“Дао присущи стремления и искренность. Оно находится в состоянии
бездействия и лишено формы. Дао можно проповедовать, но его нельзя коснуться.
Дао можно постигать, но его нельзя видеть. Дао является корнем и основой самого
себя. Оно до Неба и Земли с древнейших времен существует извечно. Оно
одухотворяет духов и одухотворяет владыку, порождает Небо и Землю. Оно над
Великим пределом, но не является высоким; под шестью пределами, но не является
глубоким; прежде Неба и Земли рождается, но не является продолжительно
существующим, оно простирается с глубокой древности, но не является старым”
(“Дао-дэ дзин”, чжан 16). “Дао есть то, что делает
тьму вещей таковой, то, благодаря чему формируется тьма вещей, то, что
определяет тьму принципов” (“Чжуан-цзы”, гл. “Тянь Цзыфань”).
Если существует такое Дао, то следует учиться у него и почитать его
как учителя. Это и есть “Великий почитаемый учитель”. Это о нем писал
Чжуан-цзы: “О, мой учитель! Ты даешь всем вещам их свойства, но не считаешь это
проявлением справедливости; оказываешь благодеяния всем поколениям, но не
считаешь это проявлением гуманности; существуешь с глубокой древности, но не
являешься старым; покрываешь Небо и поддерживаешь Землю, очерчиваешь все формы,
но не считаешь это проявлением мастерства”. Учиться у Дао и слиться с ним в
одно целое – в этом, с точки зрения Чжуан-цзы, и заключается смысл человеческой
жизни: “Можно освободиться от горя, волнения, тоски и даже от жизни и смерти.

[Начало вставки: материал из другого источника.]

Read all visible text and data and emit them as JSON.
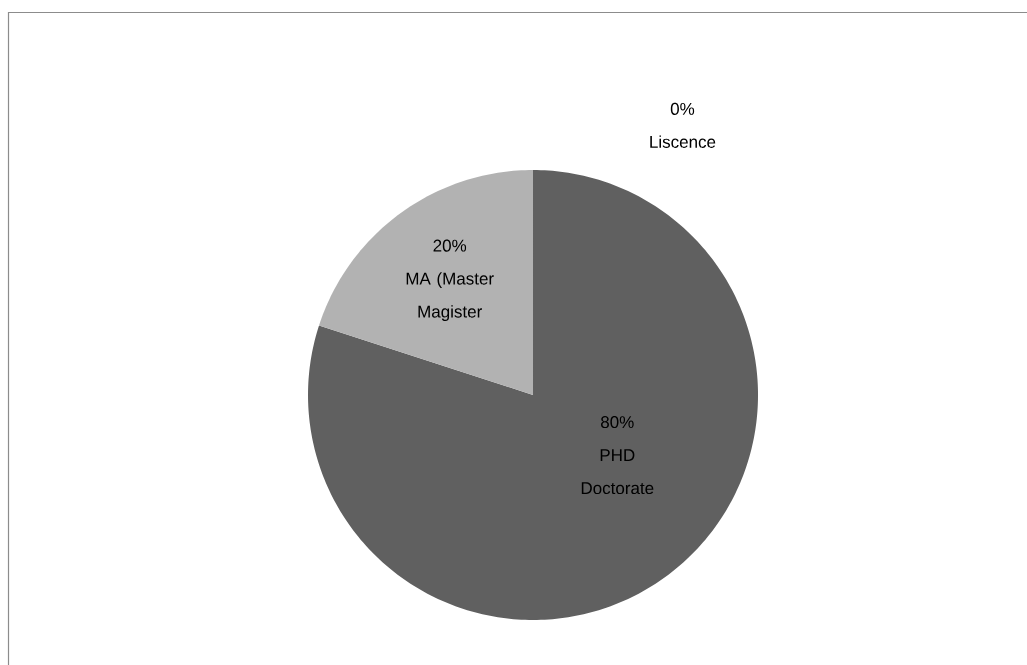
{
  "chart_data": {
    "type": "pie",
    "categories": [
      "Liscence",
      "PHD Doctorate",
      "MA (Master Magister"
    ],
    "values": [
      0,
      80,
      20
    ],
    "colors": [
      null,
      "#606060",
      "#b2b2b2"
    ],
    "value_labels": [
      "0%",
      "80%",
      "20%"
    ]
  }
}
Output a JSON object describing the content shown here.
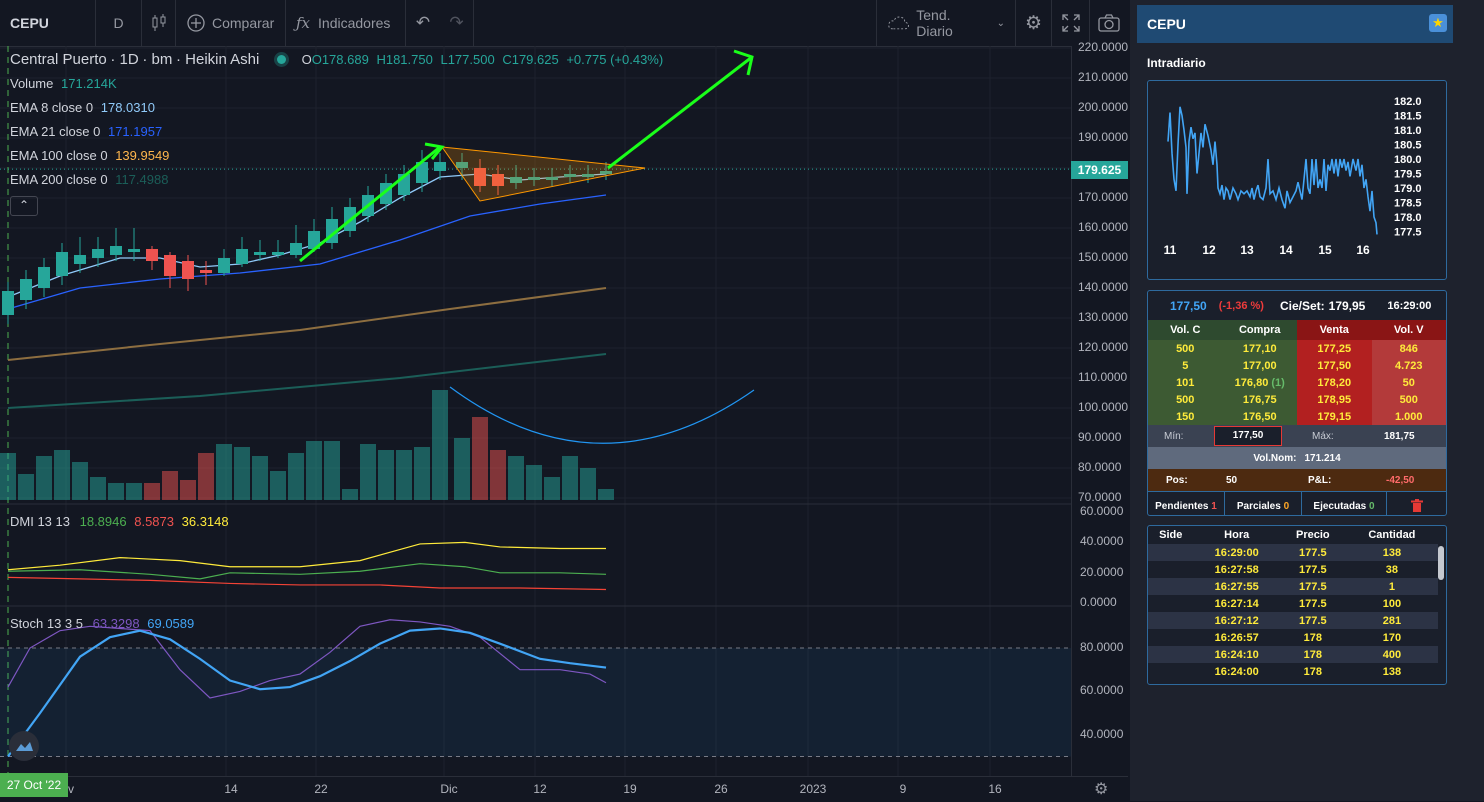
{
  "toolbar": {
    "symbol": "CEPU",
    "interval": "D",
    "compare_label": "Comparar",
    "indicators_label": "Indicadores",
    "template_label": "Tend. Diario"
  },
  "legend": {
    "name": "Central Puerto",
    "interval": "1D",
    "exchange": "bm",
    "style": "Heikin Ashi",
    "open": "O178.689",
    "high": "H181.750",
    "low": "L177.500",
    "close": "C179.625",
    "change": "+0.775 (+0.43%)",
    "volume_label": "Volume",
    "volume_value": "171.214K",
    "ema8_label": "EMA 8 close 0",
    "ema8_value": "178.0310",
    "ema21_label": "EMA 21 close 0",
    "ema21_value": "171.1957",
    "ema100_label": "EMA 100 close 0",
    "ema100_value": "139.9549",
    "ema200_label": "EMA 200 close 0",
    "ema200_value": "117.4988",
    "dmi_label": "DMI 13 13",
    "dmi_plus": "18.8946",
    "dmi_minus": "8.5873",
    "dmi_adx": "36.3148",
    "stoch_label": "Stoch 13 3 5",
    "stoch_k": "63.3298",
    "stoch_d": "69.0589"
  },
  "price_axis": [
    "220.0000",
    "210.0000",
    "200.0000",
    "190.0000",
    "180.0000",
    "170.0000",
    "160.0000",
    "150.0000",
    "140.0000",
    "130.0000",
    "120.0000",
    "110.0000",
    "100.0000",
    "90.0000",
    "80.0000",
    "70.0000"
  ],
  "last_price": "179.625",
  "dmi_axis": [
    "60.0000",
    "40.0000",
    "20.0000",
    "0.0000"
  ],
  "stoch_axis": [
    "80.0000",
    "60.0000",
    "40.0000"
  ],
  "time_axis": [
    "v",
    "14",
    "22",
    "Dic",
    "12",
    "19",
    "26",
    "2023",
    "9",
    "16"
  ],
  "date_badge": "27 Oct '22",
  "colors": {
    "up": "#26a69a",
    "down": "#ef5350",
    "accent": "#2962ff",
    "green_arrow": "#1aff1a",
    "triangle": "#ff9800"
  },
  "panel": {
    "title": "CEPU",
    "intraday_label": "Intradiario",
    "mini_y": [
      "182.0",
      "181.5",
      "181.0",
      "180.5",
      "180.0",
      "179.5",
      "179.0",
      "178.5",
      "178.0",
      "177.5"
    ],
    "mini_x": [
      "11",
      "12",
      "13",
      "14",
      "15",
      "16"
    ],
    "quote": {
      "price": "177,50",
      "change": "(-1,36 %)",
      "close_label": "Cie/Set:",
      "close_value": "179,95",
      "time": "16:29:00"
    },
    "book_headers": [
      "Vol. C",
      "Compra",
      "Venta",
      "Vol. V"
    ],
    "book_rows": [
      [
        "500",
        "177,10",
        "177,25",
        "846"
      ],
      [
        "5",
        "177,00",
        "177,50",
        "4.723"
      ],
      [
        "101",
        "176,80",
        "178,20",
        "50"
      ],
      [
        "500",
        "176,75",
        "178,95",
        "500"
      ],
      [
        "150",
        "176,50",
        "179,15",
        "1.000"
      ]
    ],
    "book_note": "(1)",
    "min_label": "Mín:",
    "min_value": "177,50",
    "max_label": "Máx:",
    "max_value": "181,75",
    "volnom_label": "Vol.Nom:",
    "volnom_value": "171.214",
    "pos_label": "Pos:",
    "pos_value": "50",
    "pl_label": "P&L:",
    "pl_value": "-42,50",
    "tabs": [
      {
        "label": "Pendientes",
        "count": "1"
      },
      {
        "label": "Parciales",
        "count": "0"
      },
      {
        "label": "Ejecutadas",
        "count": "0"
      }
    ],
    "history_headers": [
      "Side",
      "Hora",
      "Precio",
      "Cantidad"
    ],
    "history_rows": [
      [
        "",
        "16:29:00",
        "177.5",
        "138"
      ],
      [
        "",
        "16:27:58",
        "177.5",
        "38"
      ],
      [
        "",
        "16:27:55",
        "177.5",
        "1"
      ],
      [
        "",
        "16:27:14",
        "177.5",
        "100"
      ],
      [
        "",
        "16:27:12",
        "177.5",
        "281"
      ],
      [
        "",
        "16:26:57",
        "178",
        "170"
      ],
      [
        "",
        "16:24:10",
        "178",
        "400"
      ],
      [
        "",
        "16:24:00",
        "178",
        "138"
      ]
    ]
  }
}
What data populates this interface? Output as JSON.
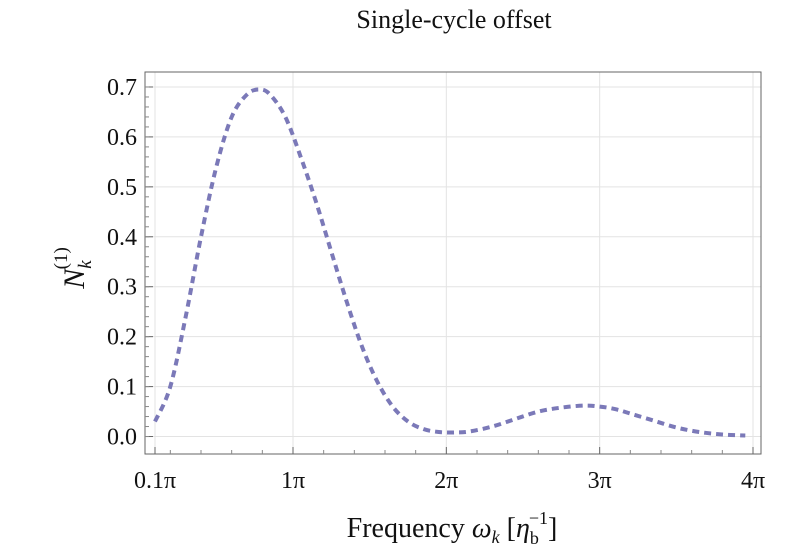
{
  "chart_data": {
    "type": "line",
    "title": "Single-cycle offset",
    "xlabel": {
      "prefix": "Frequency ",
      "omega": "ω",
      "sub_k": "k",
      "open_bracket": " [",
      "eta": "η",
      "sub_b": "b",
      "sup": "−1",
      "close_bracket": "]"
    },
    "ylabel": {
      "base": "N",
      "sub": "k",
      "sup": "(1)"
    },
    "x_unit": "π",
    "xlim": [
      0.1,
      4.0
    ],
    "ylim": [
      -0.035,
      0.73
    ],
    "xticks": [
      {
        "value": 0.1,
        "label": "0.1π"
      },
      {
        "value": 1,
        "label": "1π"
      },
      {
        "value": 2,
        "label": "2π"
      },
      {
        "value": 3,
        "label": "3π"
      },
      {
        "value": 4,
        "label": "4π"
      }
    ],
    "yticks": [
      {
        "value": 0.0,
        "label": "0.0"
      },
      {
        "value": 0.1,
        "label": "0.1"
      },
      {
        "value": 0.2,
        "label": "0.2"
      },
      {
        "value": 0.3,
        "label": "0.3"
      },
      {
        "value": 0.4,
        "label": "0.4"
      },
      {
        "value": 0.5,
        "label": "0.5"
      },
      {
        "value": 0.6,
        "label": "0.6"
      },
      {
        "value": 0.7,
        "label": "0.7"
      }
    ],
    "grid": true,
    "line_style": "dashed",
    "series": [
      {
        "color": "#7b79b8",
        "x": [
          0.1,
          0.2,
          0.3,
          0.4,
          0.5,
          0.6,
          0.7,
          0.78,
          0.85,
          0.95,
          1.05,
          1.15,
          1.25,
          1.35,
          1.45,
          1.55,
          1.65,
          1.75,
          1.85,
          1.95,
          2.05,
          2.15,
          2.3,
          2.45,
          2.6,
          2.75,
          2.9,
          3.0,
          3.1,
          3.2,
          3.35,
          3.5,
          3.65,
          3.8,
          3.95
        ],
        "y": [
          0.03,
          0.1,
          0.24,
          0.4,
          0.54,
          0.64,
          0.685,
          0.695,
          0.685,
          0.64,
          0.56,
          0.47,
          0.37,
          0.27,
          0.18,
          0.11,
          0.06,
          0.03,
          0.015,
          0.009,
          0.008,
          0.01,
          0.02,
          0.035,
          0.05,
          0.058,
          0.062,
          0.06,
          0.055,
          0.046,
          0.032,
          0.018,
          0.009,
          0.004,
          0.002
        ]
      }
    ]
  }
}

Надо отбросить все различия и раствориться в мире. Дао – это и есть я, и по
этой причине все существующее является мной. Дао неисчерпаемо и безгранично,
оно не рождается и не умирает, и поэтому я также неисчерпаем и безграничен, не
рождаюсь и не умираю. Перед смертью я существую, и после смерти я также
существую. Скажете, что я умер? Ведь я не умираю. И огонь не сжигает меня, и в
воде я не тону. Я превращаюсь в пепел, и все же я существую. Я превращаюсь в
лапку бабочки, в печенку мыши, но все же я существую. Сколь же я свободен,
сколь долговечен, сколь велик! ... Все различные признаки являются моими
признаками, и все различия отбрасываются. Все вещи со странными и необычными
признаками – все слилось воедино. Все является Дао, все является мной. Это и
значит, что “Небо и Земля рождаются со мной, а все вещи составляют единство с "я”.
(“Чжуан-цзы”, гл. “Циулунь”).
Человек, постигший это, и является “мужем, обладающим Дао”. У
Чжуан-цзы утверждается, что “такой человек не презирает людей, не занимается
самовосхвалением, ссылаясь на свои заслуги, не занимается обманом; упустивши
удобный случай, не раскаивается; имея удобный случай, не теряет голову;
поднявшись на высокое место, не пугается; упавши в воду, не мокнет;
попавши в огненную яму, не чувствует жары...
Такой человек спит и не видит снов, при пробуждении не грустит, питается чем
попало и обладает глубоким дыханием. Такой человек не цепляется за жизнь и не
боится смерти, ни жизнь, ни смерть не имеют для него значения, он свободно
приходит, свободно уходит, получит что-либо – хорошо, потеряет что-либо – не
огорчается. ...Это ... и есть то сбалансированное состояние, когда дух не
отделен от субстанции и все соответствует своей природе” (“Чжуан-цзы”, гл.
“Дацзунши”.)
5. Cовременный даосизм – религия обыденного
сознания.
В современном Китае
количество официально зарегистрированных даосских монастырей в несколько раз
уступает количеству буддийских обителей. Действительно, чисто религиозный даосизм
постепенно сходит на нет, из некогда крупных даосских школ сохранились лишь Цюаньчженьдао
цзяо и Чжэнъидао. Даосизм в конце XX в. стал
особой национальной формой "обыденного верования". В принципе китаец
может быть преданным буддистом и при этом участвовать в даосских магических
ритуалах, обращаться к гадателям и лекарям-даосам. Поэтому невозможно даже
приблизительно ответить на вопрос, сколько даосов проживает в современном
Китае. Людей, которые сегодня строго придерживаются всех даосских ритуалов,
осталось очень немного, значительно меньше, чем буддистов. Это даже позволило
некоторым специалистам, в том числе и китайским, говорить об утрате даосизмом
характера национальной религии. Однако более верным представляется иной
вариант. Даосизм настолько глубоко вошел в плоть и кровь китайской культуры, в
обыденное сознание каждого китайца, что многие некогда закрытые ритуалы
превратились в элемент повседневной культовой практики. Например, каждый день
сотни людей приходят в даосский храм Байюньгуань
в Пекине, чтобы прикоснуться к крупу священной
бронзовой лошади во дворе храма (в народном пантеоне лошадь - одно из священных
животных, приносящих счастье). Даосский храм Чжунъюэмяо в провинции Хэнань
пользуется особой популярностью среди местных жителей-буддистов как лучшее
место для "изгнания злых духов" и лечения.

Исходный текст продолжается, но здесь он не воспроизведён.